Social science examines the institutions and functioning of human society and the relationships of individuals within society, which includes the study of sociology, psychology, and economics. Anthropology and history are sometimes categorized under the social sciences. Social sciences were not formally studied as such until the late nineteenth century, but scholars and writers as far back as the ancient Egyptian period made observations about cultures and society and recorded historic events.
The ancient Egyptian's basic understanding of society was that order and prosperity depended on obedience to the pharaoh and the preservation of Ma'at, or balance. Egyptian texts describe the importance of social norms as related to class and rank; they believed that if a poor man received a fortune, it was not a blessing but a sign that something was wrong.
Beginning in the Old Kingdom, guides for social interaction and moral behavior were passed down from pharaohs, princes, and viziers to their sons in a form commonly called "wisdom literature." These texts mainly offered advice about how to attain a high office and prosper. They encouraged the virtues of calmness, modesty, and restraint. In the First Intermediate period, a particularly troubled time, "The Instruction of King Merkare" appears to have been written by a ruler who is preoccupied with imparting a code of conduct despite his cynicism about the treachery of the human species. By the New Kingdom, wisdom literature was usually written by scribes for a more general audience.
The wisdom literature also served as a legal guide, reminding pharaohs how those who ruled before them had decided similar issues. While laws were ultimately handed down from the pharaoh, precedent was important to the ancient Egyptians. Manuscripts about judicial cases that spanned several reigns give evidence that records about legal proceedings were probably stored in a central archive over long periods of time.
Scribes documented the many aspects of their society because they needed the information to be effective managers. Scribes kept short records, accounts, certificates, inventories, legal documents, work attendance, and wages paid. Other documents that have been found include regulations, court proceedings, records of private contracts, loans, financial arrangements between spouses, inheritance, and taxes. Papyri found in some pyramid temples list priests on duty, records of offerings, accounts, and inventories. As students, scribes copied a variety of texts and were exposed to foreign words, articles of trade, and religious feasts in addition to literary texts and mathematics.

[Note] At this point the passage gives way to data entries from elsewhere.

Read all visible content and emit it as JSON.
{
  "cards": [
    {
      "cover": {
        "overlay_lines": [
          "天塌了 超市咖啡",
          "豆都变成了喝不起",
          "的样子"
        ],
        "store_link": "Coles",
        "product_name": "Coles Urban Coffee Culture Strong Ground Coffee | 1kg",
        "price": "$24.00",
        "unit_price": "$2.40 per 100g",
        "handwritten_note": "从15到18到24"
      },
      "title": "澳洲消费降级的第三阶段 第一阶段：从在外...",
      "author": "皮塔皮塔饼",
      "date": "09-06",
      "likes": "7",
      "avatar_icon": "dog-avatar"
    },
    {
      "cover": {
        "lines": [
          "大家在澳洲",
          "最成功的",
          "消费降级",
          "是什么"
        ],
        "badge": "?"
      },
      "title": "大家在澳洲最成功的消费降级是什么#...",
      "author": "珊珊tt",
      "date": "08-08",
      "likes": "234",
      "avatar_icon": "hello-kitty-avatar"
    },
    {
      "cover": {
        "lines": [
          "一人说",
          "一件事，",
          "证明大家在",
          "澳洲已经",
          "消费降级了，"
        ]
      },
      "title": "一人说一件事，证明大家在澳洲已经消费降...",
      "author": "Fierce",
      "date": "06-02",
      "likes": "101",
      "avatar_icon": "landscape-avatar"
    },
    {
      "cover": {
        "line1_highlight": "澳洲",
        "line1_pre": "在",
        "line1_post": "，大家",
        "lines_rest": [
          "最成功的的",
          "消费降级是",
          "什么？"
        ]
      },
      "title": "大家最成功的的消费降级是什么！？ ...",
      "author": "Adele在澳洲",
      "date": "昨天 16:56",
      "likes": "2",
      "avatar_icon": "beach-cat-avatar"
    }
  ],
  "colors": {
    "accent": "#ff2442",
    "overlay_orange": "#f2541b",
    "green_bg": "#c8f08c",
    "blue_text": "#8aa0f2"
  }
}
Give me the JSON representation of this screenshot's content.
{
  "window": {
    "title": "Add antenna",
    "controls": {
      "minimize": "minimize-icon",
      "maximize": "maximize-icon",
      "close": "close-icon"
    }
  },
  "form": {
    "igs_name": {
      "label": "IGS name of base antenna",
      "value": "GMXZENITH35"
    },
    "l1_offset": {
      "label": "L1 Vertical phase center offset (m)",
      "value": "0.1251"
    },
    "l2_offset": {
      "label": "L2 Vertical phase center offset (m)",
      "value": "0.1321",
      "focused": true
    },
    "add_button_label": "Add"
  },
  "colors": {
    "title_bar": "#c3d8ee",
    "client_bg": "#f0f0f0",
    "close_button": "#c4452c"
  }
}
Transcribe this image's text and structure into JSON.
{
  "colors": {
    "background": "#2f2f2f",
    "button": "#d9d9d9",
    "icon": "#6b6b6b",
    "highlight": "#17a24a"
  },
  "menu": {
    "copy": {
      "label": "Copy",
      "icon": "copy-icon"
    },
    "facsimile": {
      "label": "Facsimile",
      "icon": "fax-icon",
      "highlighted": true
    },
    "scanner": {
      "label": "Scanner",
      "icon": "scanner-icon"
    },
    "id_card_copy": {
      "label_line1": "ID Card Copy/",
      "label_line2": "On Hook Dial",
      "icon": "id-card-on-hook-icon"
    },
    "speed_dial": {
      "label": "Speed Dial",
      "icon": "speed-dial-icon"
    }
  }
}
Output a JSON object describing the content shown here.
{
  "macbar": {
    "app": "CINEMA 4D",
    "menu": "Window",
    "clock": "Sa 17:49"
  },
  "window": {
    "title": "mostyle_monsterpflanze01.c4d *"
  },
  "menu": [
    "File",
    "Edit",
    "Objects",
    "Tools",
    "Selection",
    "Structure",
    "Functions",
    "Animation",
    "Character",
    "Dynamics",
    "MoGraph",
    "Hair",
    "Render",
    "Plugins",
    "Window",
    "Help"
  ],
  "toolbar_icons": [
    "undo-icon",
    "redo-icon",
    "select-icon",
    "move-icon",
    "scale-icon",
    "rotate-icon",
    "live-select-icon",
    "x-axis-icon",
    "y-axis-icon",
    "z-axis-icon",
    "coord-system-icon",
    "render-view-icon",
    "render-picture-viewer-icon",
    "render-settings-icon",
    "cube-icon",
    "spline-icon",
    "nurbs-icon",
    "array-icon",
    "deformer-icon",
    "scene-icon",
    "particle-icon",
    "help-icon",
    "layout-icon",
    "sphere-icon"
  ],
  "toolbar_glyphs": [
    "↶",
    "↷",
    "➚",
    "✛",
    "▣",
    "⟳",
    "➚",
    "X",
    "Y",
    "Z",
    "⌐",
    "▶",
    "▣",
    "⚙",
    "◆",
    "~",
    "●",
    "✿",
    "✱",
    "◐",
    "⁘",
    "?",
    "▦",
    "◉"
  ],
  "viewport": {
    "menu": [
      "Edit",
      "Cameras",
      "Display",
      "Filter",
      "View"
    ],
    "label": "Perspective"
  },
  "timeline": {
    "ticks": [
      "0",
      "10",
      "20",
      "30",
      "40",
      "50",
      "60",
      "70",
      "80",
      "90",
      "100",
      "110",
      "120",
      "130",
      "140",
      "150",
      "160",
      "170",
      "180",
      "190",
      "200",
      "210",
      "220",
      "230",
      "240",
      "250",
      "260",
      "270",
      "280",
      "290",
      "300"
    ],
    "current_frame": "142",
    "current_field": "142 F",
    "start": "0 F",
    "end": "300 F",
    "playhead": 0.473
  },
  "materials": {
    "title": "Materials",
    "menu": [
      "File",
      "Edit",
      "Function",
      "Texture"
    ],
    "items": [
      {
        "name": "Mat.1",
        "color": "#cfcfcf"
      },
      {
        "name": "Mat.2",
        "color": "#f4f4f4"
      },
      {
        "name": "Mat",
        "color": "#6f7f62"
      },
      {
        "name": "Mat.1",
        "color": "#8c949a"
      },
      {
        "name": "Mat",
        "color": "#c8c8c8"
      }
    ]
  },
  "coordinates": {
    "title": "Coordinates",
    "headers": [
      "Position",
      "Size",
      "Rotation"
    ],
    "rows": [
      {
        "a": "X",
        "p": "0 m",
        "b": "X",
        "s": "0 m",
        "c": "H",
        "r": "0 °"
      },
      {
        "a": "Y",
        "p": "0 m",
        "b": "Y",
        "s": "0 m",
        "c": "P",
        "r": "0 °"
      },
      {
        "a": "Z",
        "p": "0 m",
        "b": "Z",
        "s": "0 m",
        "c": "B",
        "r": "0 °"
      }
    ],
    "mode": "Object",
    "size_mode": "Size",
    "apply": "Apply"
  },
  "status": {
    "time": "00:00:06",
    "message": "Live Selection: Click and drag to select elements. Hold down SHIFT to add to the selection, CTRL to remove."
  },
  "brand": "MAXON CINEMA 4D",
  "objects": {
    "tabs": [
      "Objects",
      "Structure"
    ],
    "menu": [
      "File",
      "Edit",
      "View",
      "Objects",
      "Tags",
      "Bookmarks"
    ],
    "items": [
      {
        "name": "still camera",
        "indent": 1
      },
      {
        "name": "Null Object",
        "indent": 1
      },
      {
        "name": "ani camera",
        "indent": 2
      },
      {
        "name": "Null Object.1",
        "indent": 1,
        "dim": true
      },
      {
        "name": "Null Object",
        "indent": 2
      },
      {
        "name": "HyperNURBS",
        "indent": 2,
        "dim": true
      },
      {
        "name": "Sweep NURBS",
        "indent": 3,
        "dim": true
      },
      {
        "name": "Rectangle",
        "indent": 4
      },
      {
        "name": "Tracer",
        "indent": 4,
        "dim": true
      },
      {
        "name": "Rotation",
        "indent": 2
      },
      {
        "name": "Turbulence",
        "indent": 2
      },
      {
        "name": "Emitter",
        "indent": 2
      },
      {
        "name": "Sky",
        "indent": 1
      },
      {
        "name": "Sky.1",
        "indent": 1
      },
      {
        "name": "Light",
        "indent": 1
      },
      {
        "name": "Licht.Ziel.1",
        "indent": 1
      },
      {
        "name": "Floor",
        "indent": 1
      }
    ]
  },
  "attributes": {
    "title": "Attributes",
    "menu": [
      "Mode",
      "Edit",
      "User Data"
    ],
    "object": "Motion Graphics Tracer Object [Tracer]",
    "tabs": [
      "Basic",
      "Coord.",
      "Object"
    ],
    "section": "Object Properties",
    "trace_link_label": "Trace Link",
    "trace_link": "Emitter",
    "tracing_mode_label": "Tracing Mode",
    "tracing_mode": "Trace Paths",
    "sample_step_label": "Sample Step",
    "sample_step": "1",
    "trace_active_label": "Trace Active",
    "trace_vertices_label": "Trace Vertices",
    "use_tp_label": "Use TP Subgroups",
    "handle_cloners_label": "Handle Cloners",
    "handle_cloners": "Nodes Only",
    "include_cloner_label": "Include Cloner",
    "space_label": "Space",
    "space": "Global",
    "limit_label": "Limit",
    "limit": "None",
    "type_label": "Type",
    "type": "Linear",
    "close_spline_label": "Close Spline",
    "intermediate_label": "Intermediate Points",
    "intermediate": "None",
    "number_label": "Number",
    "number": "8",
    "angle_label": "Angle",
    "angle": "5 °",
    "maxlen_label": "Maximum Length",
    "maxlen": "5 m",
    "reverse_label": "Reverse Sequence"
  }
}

The ancient Egyptians made few historical accounts. The Palermo Stone, from the Old Kingdom, lists predynastic and Old Kingdom kings, annual flood levels, dates of military and commercial expeditions, and other important events. Around the Twelfth Dynasty, literary works in praise of various kings began to appear. Closer to propaganda than accurate accounts, these texts glorified the king's achievements. The Turin Canon, another list of kings, is dated to the New Kingdom.
Herodotus, considered by some to be the world's first historian, visited Egypt in the fifth century BC. He described the geography of the nation, the Nile, and many of their archaeological monuments. He also described the Egyptians' manners and customs. In the third century BC, a priest named Manetho wrote a history of Egypt based on ancient records. Only brief excerpts of this work have been found.
The Roman scholar Strabo wrote about Egypt in his "Geography." He describes the Roman government, military, legislature, and social conditions under Augustus around 22 AD. Early Christian writers described Egyptian social beliefs and customs, especially in regard to religion, but this was mainly as a tool for exposing their falseness rather than as a means for greater understanding.
Prominent Islamic scholars covered many topics related to the functioning of society in Egypt. The tenth-century scholar Al-Muqaddasi described the population, social groups, diets, clothing, dialects, commerce, currencies, and the political situation in Egypt, among other countries. In an account intended as a guide for merchants, travelers, and people of culture, he remarked on the use of the Nilometer to compare flood levels against the prior year, and the low prices to be found in Cairo. In the fourteenth century AD, the historian Ibn Khaldun left Tunis for Egypt, where he spent the rest of his life. Ibn Khaldun is credited with being the first scholar to theorize in a systematic manner about the social, economic, psychological, and religious forces that influence societies and human history.